Петр Самойлович вышел, и Скорняков, удобно расположившись в кресле, вспомнил молодого Лисицына — командира соседней части. Энергии у него было — хоть отбавляй; он успевал все. Мотался по подразделениям, организовывал взаимодействие между ракетчиками и летчиками, тормошил локаторщиков; усталый и запыленный, едва волоча ноги, возвращался домой затемно, наспех ужинал и садился за учебники — в то время он, инженер по образованию, готовился к поступлению в командную академию. На семью времени не оставалось. Любовь к детям сводилась к поцелуям да подаркам. Задаривал сына игрушками — и избаловал: помочь убрать квартиру — не хочу, сходить в магазин — нет времени.

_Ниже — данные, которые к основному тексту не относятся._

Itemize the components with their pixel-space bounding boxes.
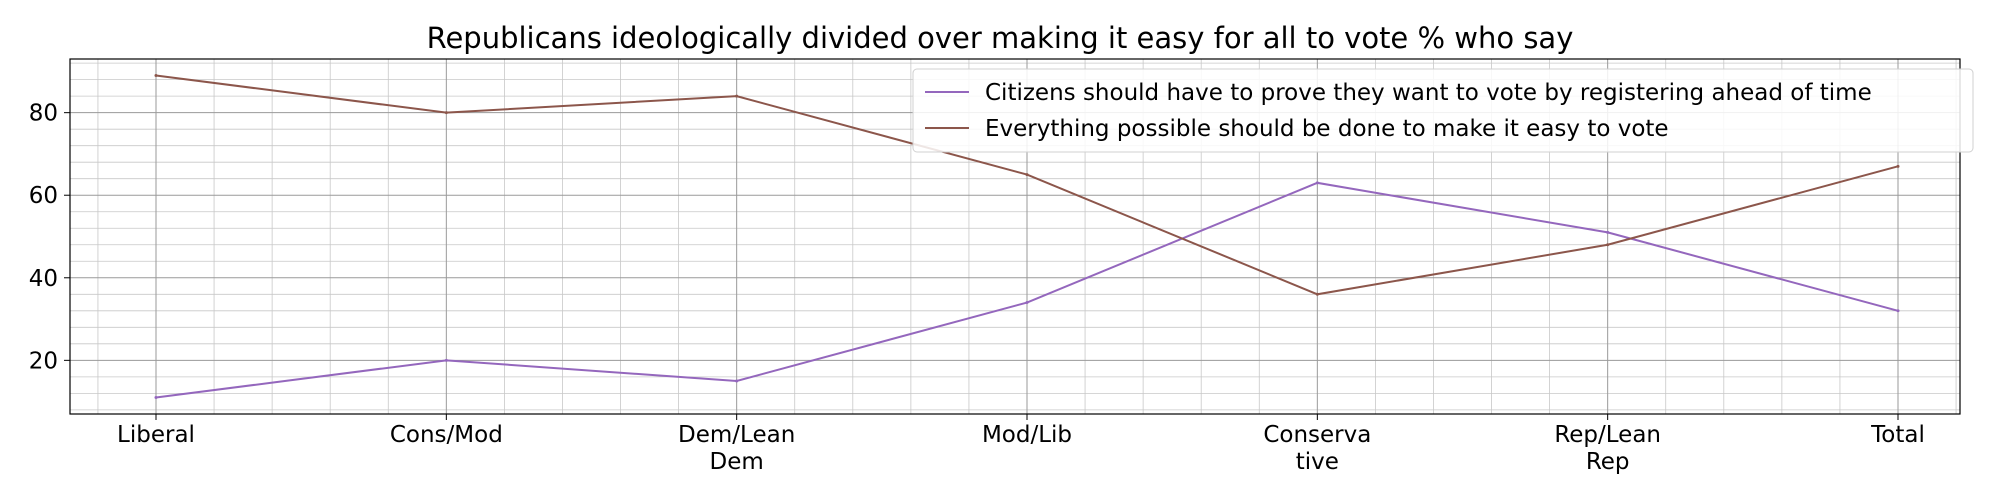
data-point xyxy=(1896,309,1900,313)
x-tick-label: Conserva tive xyxy=(1263,422,1371,475)
x-axis: Liberal Cons/Mod Dem/Lean Dem Mod/Lib Conserv… xyxy=(117,414,1925,475)
legend-label: Citizens should have to prove they want … xyxy=(985,80,1872,106)
y-tick-label: 80 xyxy=(29,101,58,127)
chart-title: Republicans ideologically divided over m… xyxy=(427,21,1574,55)
data-point xyxy=(1896,164,1900,168)
data-point xyxy=(1606,230,1610,234)
data-point xyxy=(735,94,739,98)
legend: Citizens should have to prove they want … xyxy=(912,68,1974,153)
x-tick-label: Liberal xyxy=(117,422,195,448)
data-point xyxy=(444,358,448,362)
data-point xyxy=(1025,173,1029,177)
data-point xyxy=(1606,243,1610,247)
plot-frame xyxy=(69,58,1961,415)
y-tick-label: 20 xyxy=(29,348,58,374)
x-tick-label: Dem/Lean Dem xyxy=(678,422,795,475)
data-point xyxy=(154,74,158,78)
series-layer xyxy=(154,74,1900,399)
data-point xyxy=(1315,181,1319,185)
x-tick-label: Total xyxy=(1870,422,1925,448)
data-point xyxy=(154,395,158,399)
x-tick-label: Rep/Lean Rep xyxy=(1554,422,1661,475)
y-tick-label: 40 xyxy=(29,266,58,292)
y-axis: 20 40 60 80 xyxy=(29,101,70,374)
data-point xyxy=(1025,301,1029,305)
y-tick-label: 60 xyxy=(29,183,58,209)
legend-box xyxy=(912,68,1974,153)
x-tick-label: Mod/Lib xyxy=(982,422,1072,448)
data-point xyxy=(735,379,739,383)
legend-label: Everything possible should be done to ma… xyxy=(985,116,1669,142)
data-point xyxy=(444,111,448,115)
x-tick-label: Cons/Mod xyxy=(390,422,503,448)
data-point xyxy=(1315,292,1319,296)
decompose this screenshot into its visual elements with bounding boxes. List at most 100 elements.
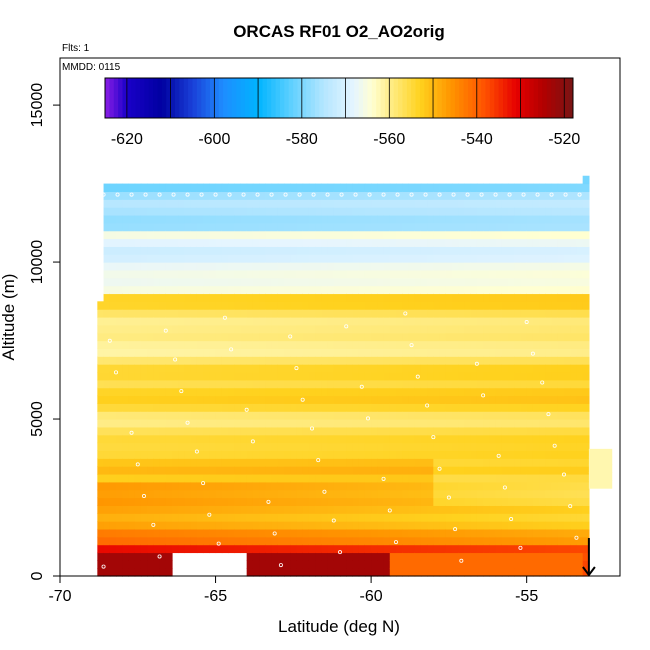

После окончания академии Лисицын пошел вверх. Да, в те годы он был на взлете: на каждом совещании его отмечали как лучшего командира.
Все вроде бы шло хорошо, да вдруг беда — у жены, Анны Тимофеевны, врачи обнаружили рак. Год промучилась — умерла. Осталось у Петра Самойловича двое детей. Трудно ему было, очень трудно. Работы невпроворот, и ребят одних не оставишь. Хоть разорвись…
Спустя полтора года после смерти жены Лисицын встретил красивую молодую женщину — Веру Сергеевну, увлекся ею. Виделись часто, полюбили друг друга. Но опять незадача — сын не принял ее. Как ни старался убедить Игоря, ничего не получилось. Десятилетку парень окончил кое-как, стал нервный, грубый, чуть что — убегал из дому. Конечно, каково было молодой женщине все это терпеть? Уж как ни обращалась она с Игорем: и лаской, и увещеваниями, и просьбами. А все равно — мачеха! С дочерью, Наташей, подружилась, а с Игорем — ни в какую. Так и длилась глухая вражда, пока Игоря не призвали в армию. Определили его в училище, все вроде бы улеглось, и опять закрутила Лисицына служба. Москва заприметила, особенно после пусков на полигоне, когда два года подряд полки «пятерки» да «четверки» привозили.